Alex slapped a hand to his shoulder. "Stop it. Just tell me what's going on."

He ran a hand over his closely shaved head. "Do you remember when Kara came to us about two years ago? She'd been plagued by dreams of some shadow figure who always appeared briefly and then disappeared as soon as someone else in her dream died."

"Yes," Alex nodded, remembering the call she'd gotten from Kara the first time it had happened. "It was the same thing every night. She stopped sleeping, became irritated and paranoid." She gaped at J'onn. "And then one night it changed. It freaked Kara out. She woke me up and then we both came to you."

"Kara told me she'd seen too much," J'onn whispered, "and she asked me to—"

"Lock away her memories," Alex breathed.

He nodded again.

"All the pieces are starting to come together." Alex pulled J'onn with her as she walked. "You think the dreams may have been of Sud-Aletheia?"

"It's certainly possible. When I locked those memories away, even I couldn't see who or what lay within them. She'd somehow shielded them from me. Instead of letting me in, she had simply instructed me on which ones to keep from her."

"Sud-Aletheia must have been looking for something within those memories. That must be why he kept her for so long. He was trying to get through your barriers."

"With the damage he caused Kara's mind, I'm impressed he didn't."

Alex turned back as if she could still see Kara. "I think I'm more impressed with the fact that she's not in shambles."

"She is," J'onn sighed. "She just doesn't want you to know."

Alex closed her eyes. "Always the strong one fighting for everyone but herself."

"We need to let her know that we're here," he said. "That we're willing to fight for her. For once, she needs to let us in."

"She came to you for help," Alex shrugged. "I think that's a start."

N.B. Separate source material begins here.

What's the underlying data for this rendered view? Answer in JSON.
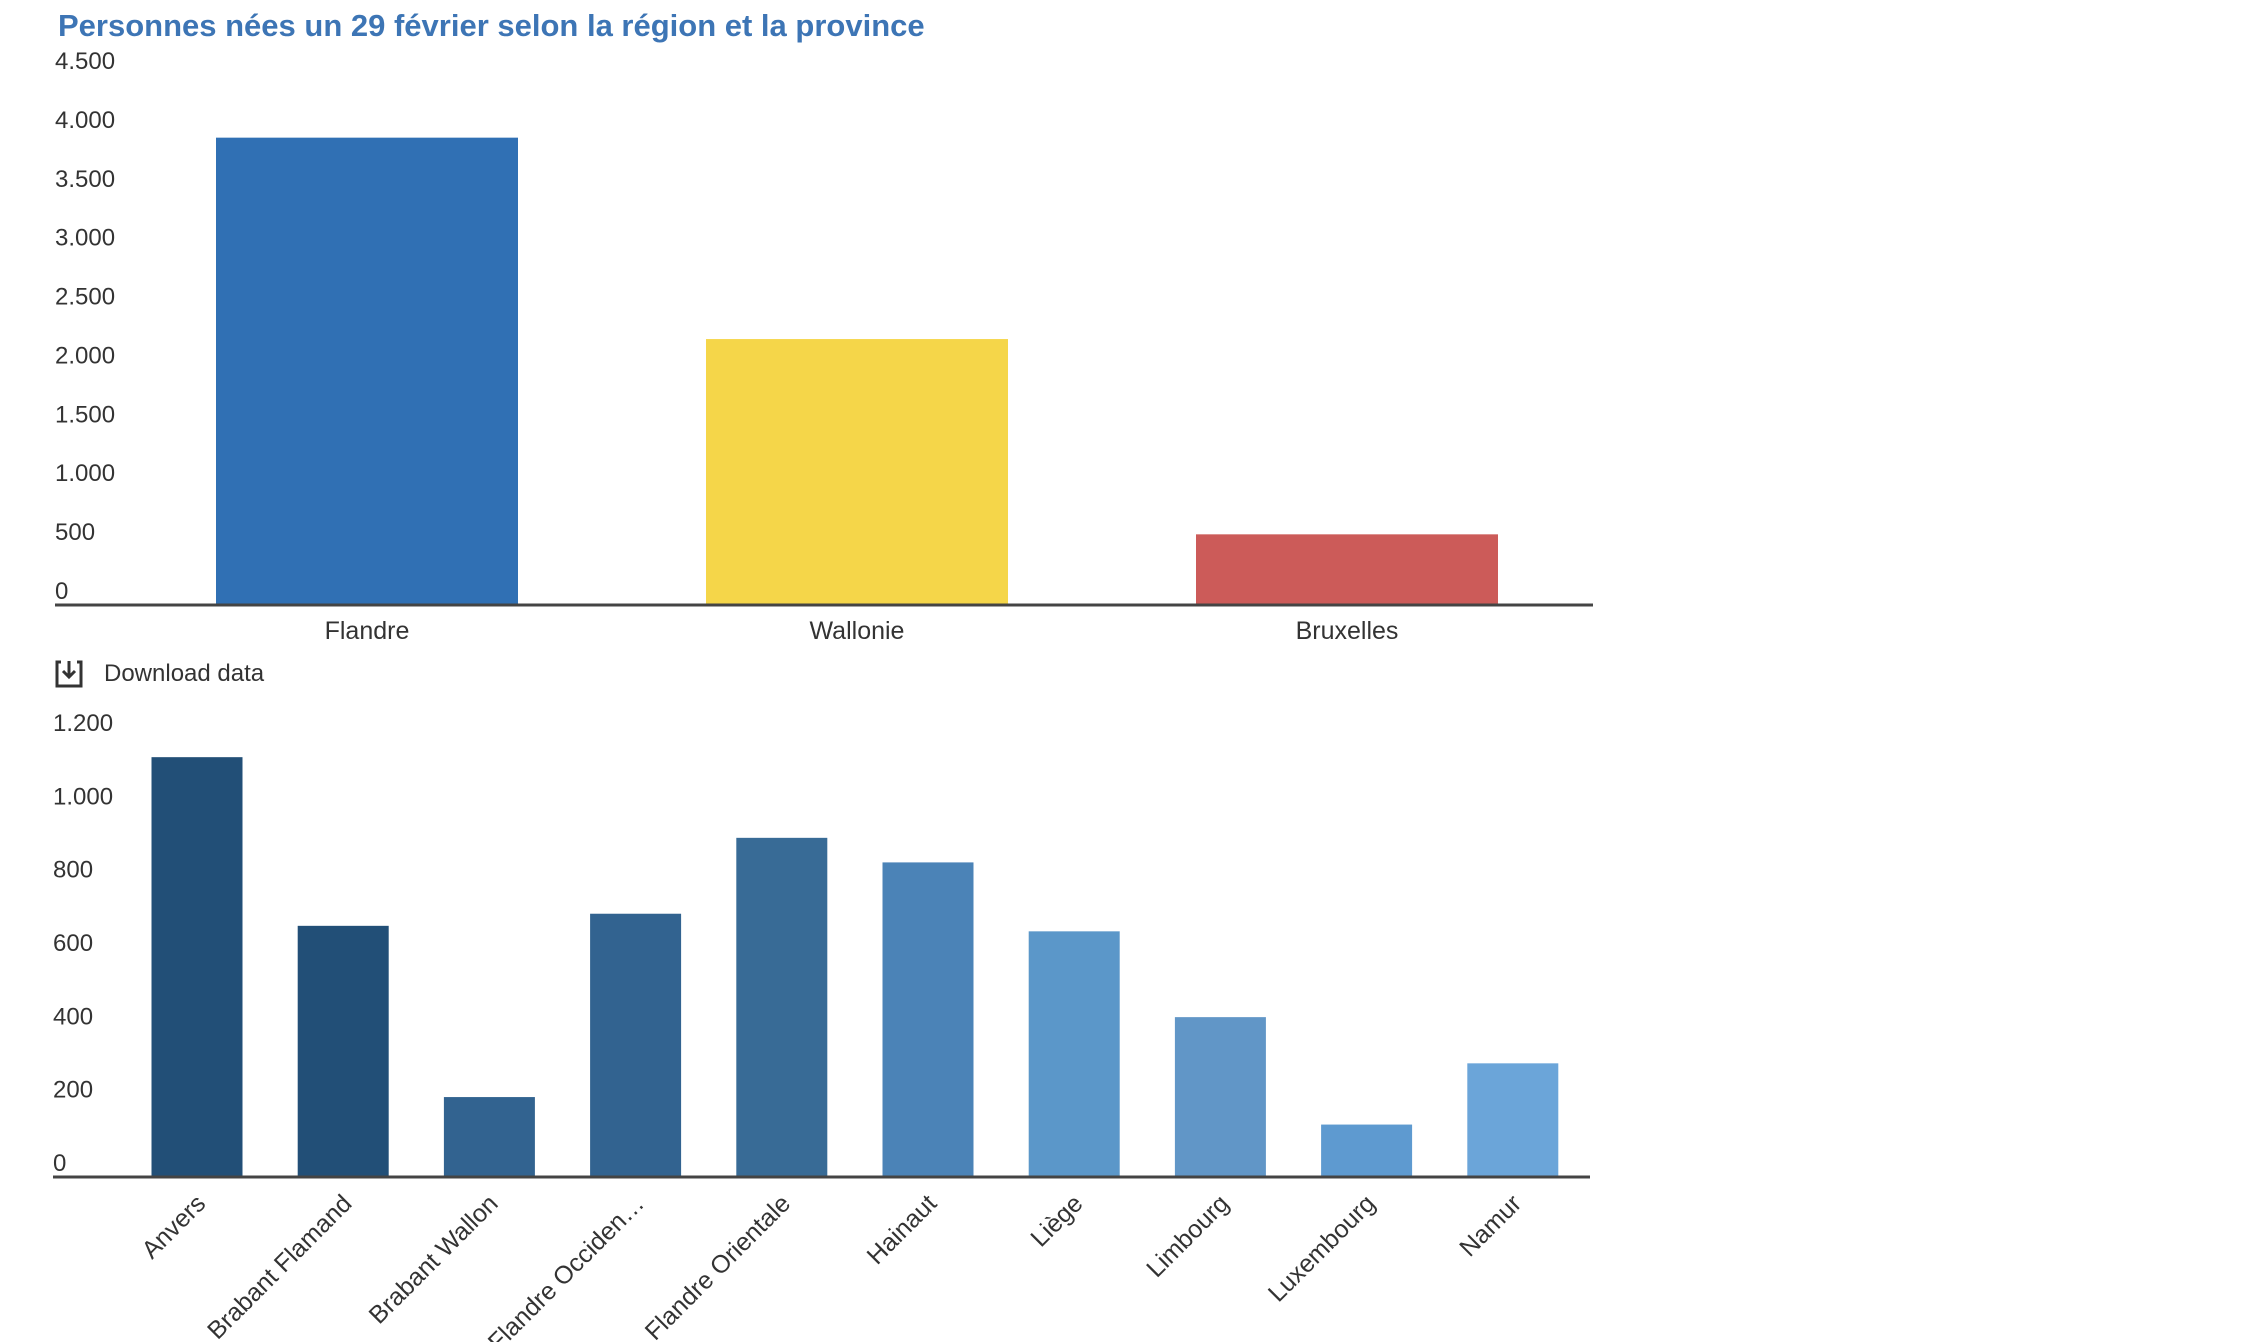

J'onn put his hands on his hips and hung his head. "None of this makes sense. Why would Sud-Aletheia, this alien who—and we don't even know the extent of his powers—let Kara go? Why let her think she escaped?"

Alex shrugged. "I agree. None of this adds up." She looked to him. "Perhaps the answers are in whatever you locked away. Kara wouldn't go to such lengths to hide something if it wasn't important. Does she even know you did that?"

J'onn shook his head. "She instructed me to lock away any and all memories pertaining to the dreams and whatever else she'd said. She doesn't even remember having the dreams, let alone remember coming to me to shut them away."

"What would happen if you unlocked them now?"

"Well, if I even can," he said, brows raised. "The mind is a powerful thing, so I could go in and attempt to free those memories and Kara's subconscious could fight me off like she tried to do earlier." He sighed. "If I liberated those memories, I don't know what would happen. Her mind could collapse or shred itself from the inside out to protect Kara's psyche."

Alex grimaced. "Here's what I don't understand. If Kara doesn't know about any of this—if those memories you locked away do pertain to Sud-Aletheia and whatever he's spent nearly two years looking for—then why let her escape? Why not continue trying to break into her mind?"

"Maybe Sud-Aletheia knows he needs a key, and he knew that Kara would unknowingly lead him right to it. Hence, a fake escape."

"A key? What do you mean?"

J'onn stared at Alex, expression grim. "I'm the key; I created the lock and I'm the only one who can unlock it."